A few observations :

Quote:
-The Howard government squashed bilingual education in NT - ask an English teacher how they teach a Japanese speaker to speak English if they have no understanding of Japanese.

I had a flatmate once who went over to Japan to teach English to the Japanese. She didn't know a word of Japanese. This method is called Immersion, and is highly successful when fully applied.

Quote:
-A two year old with syphillis.

-White people are the main source of child sexual abuse in aboriginal communities - women will and do sell their bodies and their children's bodies for grog.
Most white people in remote communites are police, health care (ie the ones fighting the child abuse), education, and I should imagine, adminstrative/maintenence personell.
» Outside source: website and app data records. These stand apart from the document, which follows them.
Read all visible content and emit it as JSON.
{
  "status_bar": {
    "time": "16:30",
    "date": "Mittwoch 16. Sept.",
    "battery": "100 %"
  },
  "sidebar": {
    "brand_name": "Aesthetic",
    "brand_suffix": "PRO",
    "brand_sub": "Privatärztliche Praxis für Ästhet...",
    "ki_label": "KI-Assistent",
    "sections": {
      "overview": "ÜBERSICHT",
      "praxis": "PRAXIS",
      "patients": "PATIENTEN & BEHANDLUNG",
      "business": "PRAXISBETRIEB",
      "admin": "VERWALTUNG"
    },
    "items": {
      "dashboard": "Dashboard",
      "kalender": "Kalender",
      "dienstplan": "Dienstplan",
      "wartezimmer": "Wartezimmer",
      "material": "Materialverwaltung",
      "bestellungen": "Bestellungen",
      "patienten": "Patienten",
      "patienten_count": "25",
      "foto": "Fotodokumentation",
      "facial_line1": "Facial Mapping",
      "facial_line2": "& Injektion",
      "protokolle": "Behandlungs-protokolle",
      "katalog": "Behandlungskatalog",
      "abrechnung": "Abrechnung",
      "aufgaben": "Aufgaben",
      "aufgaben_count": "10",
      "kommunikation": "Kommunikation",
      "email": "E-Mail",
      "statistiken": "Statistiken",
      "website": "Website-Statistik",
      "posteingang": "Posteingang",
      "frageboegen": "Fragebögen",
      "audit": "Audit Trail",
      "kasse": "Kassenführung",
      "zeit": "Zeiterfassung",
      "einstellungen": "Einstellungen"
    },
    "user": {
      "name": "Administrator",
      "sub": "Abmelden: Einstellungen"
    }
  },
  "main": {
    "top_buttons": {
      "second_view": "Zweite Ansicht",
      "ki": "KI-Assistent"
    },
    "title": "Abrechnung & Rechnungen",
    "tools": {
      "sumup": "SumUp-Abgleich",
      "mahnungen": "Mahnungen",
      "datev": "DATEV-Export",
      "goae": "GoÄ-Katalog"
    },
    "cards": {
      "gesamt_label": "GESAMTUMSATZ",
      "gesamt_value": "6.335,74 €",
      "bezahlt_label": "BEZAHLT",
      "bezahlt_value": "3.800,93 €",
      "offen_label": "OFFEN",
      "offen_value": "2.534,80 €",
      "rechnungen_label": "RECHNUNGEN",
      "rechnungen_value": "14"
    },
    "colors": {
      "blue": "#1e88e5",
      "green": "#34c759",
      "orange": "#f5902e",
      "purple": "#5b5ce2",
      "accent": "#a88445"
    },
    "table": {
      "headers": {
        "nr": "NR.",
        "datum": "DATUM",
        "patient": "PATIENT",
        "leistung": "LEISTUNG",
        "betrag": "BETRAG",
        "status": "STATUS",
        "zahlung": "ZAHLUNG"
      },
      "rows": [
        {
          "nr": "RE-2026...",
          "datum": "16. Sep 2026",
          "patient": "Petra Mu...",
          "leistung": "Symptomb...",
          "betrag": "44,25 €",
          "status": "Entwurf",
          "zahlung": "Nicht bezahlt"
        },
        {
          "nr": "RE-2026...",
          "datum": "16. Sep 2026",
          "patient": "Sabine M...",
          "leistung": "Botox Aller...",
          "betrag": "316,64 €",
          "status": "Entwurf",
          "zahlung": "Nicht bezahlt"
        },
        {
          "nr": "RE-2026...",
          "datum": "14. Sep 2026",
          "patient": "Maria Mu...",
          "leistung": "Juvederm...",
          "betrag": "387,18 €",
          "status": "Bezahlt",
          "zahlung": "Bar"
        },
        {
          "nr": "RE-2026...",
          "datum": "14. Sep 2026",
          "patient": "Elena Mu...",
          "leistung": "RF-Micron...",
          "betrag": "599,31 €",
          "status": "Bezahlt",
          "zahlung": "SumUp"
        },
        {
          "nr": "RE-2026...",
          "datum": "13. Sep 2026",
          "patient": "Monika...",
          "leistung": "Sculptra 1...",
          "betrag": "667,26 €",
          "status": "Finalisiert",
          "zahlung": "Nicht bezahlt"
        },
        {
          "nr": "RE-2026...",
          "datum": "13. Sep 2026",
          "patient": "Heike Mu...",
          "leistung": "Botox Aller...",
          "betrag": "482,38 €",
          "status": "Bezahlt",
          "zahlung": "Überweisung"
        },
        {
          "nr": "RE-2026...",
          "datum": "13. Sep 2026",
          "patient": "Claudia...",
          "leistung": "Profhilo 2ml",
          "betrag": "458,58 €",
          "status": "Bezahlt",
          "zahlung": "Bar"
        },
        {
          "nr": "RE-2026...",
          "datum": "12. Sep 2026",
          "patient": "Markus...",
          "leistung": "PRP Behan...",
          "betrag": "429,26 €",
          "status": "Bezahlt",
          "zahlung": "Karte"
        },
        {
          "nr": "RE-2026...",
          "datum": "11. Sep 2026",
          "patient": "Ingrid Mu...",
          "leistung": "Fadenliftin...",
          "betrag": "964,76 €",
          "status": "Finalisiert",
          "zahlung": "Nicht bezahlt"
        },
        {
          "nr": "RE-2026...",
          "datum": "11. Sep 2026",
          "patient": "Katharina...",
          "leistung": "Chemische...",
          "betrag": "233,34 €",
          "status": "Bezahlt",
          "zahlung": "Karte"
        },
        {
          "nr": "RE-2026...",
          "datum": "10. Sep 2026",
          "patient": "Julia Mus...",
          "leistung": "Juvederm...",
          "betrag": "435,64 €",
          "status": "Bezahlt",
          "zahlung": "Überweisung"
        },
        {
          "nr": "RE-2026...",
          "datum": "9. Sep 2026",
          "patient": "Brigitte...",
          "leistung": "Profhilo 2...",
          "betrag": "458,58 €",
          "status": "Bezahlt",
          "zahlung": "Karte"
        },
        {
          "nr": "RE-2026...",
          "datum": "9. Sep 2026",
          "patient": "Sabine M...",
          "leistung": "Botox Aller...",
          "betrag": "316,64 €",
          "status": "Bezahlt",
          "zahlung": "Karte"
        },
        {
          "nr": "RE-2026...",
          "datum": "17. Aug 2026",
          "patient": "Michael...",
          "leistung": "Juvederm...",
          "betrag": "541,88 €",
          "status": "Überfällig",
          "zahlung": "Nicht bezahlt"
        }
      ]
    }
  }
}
Most documentaries and/or news articles I have seen on the very young have been talking about aboriginal males abusing the young, both girls and boys. The stories of these come from health care staff, police, and significantly, sometimes from aboriginals themselves. I'm not discounting the possibility that whites abuse aboriginal children, but rather that you may have missed some perspectives on the matter.

Quote:
The infrastructure point is important. No remote white australian community would put up with the lack of services that exist in an equivalently sized remote black community.


There is a major difference between the two. Remote white Australian communities mostly survive on a needs basis (ie where there is money and jobs to be made), but remote aboriginal communities survive to a large degree on handouts from the government.
0 Replies
 
hingehead
 
  1  
Reply Tue 3 Jul, 2007 08:48 pm
Like I said - I've not experienced life in a community, but I live with someone who has. And I believe her when she says she's seen 'long grass' women sell themselves and/or their kids for a bottle of plonk.

Vikor, I guarantee your friend's class had some English - it's not immersion if you're the only person speaking the language that has to be learned.

Quoting 'most documentaries/news articles' means limiting yourself to what was being reported and how it was being reported - I prefer my source, but I can't argue against yours.

Hmmm. You said:

"There is a major difference between the two. Remote white Australian communities mostly survive on a needs basis (ie where there is money and jobs to be made), but remote aboriginal communities survive to a large degree on handouts from the government."


I wonder how these communities survived before there was a government to give them handouts? Guess they fluked it for 50000 years....
(sorry about the flippancy)

And those white communities don't survive on their own merits - any remote community is funded by the public purse more per head of population than any urban/suburban community - I'm just asking for parity.

I'm thinking that maybe you think I'm wearing a black blindfold - but I'm well aware of the abuses of some aboriginals on their own people either through cultural or sociopathic motivations. I know Yunupingu cries poor to the govt for infrastructure for his people, but pockets the mining royalty check and goes hunting in his personal helicopter, then returns to his latest 13 year old wife. I know a bunch of white folk who either work on or with community and who's dedication is awe-inspiring considering what regularly confronts them, from being threatened with spears to being called a white c**t in board meetings. And that's apart from the soul shattering visions you get out the corner of your eye, toddlers with malnutrition bloated bellies, dogs dying at your feet, 12 year olds chroming behind buildings, people stepping over a body without checking to see it's still breathing....


Simple fact is indigenous people in general, but remote communities in particular, are paying for a raft of mistakes and apathy in their integration into modern Australia by us and our forebears. Assimilation was never going to be easy but it could have involved a lot less suffering and hopelessness.

I am yet to be convinced this Howard move is any different from what has gone on before. Since when did he care anyway? Couldn't even bring himself to say his sorry for what white society had done since settlement.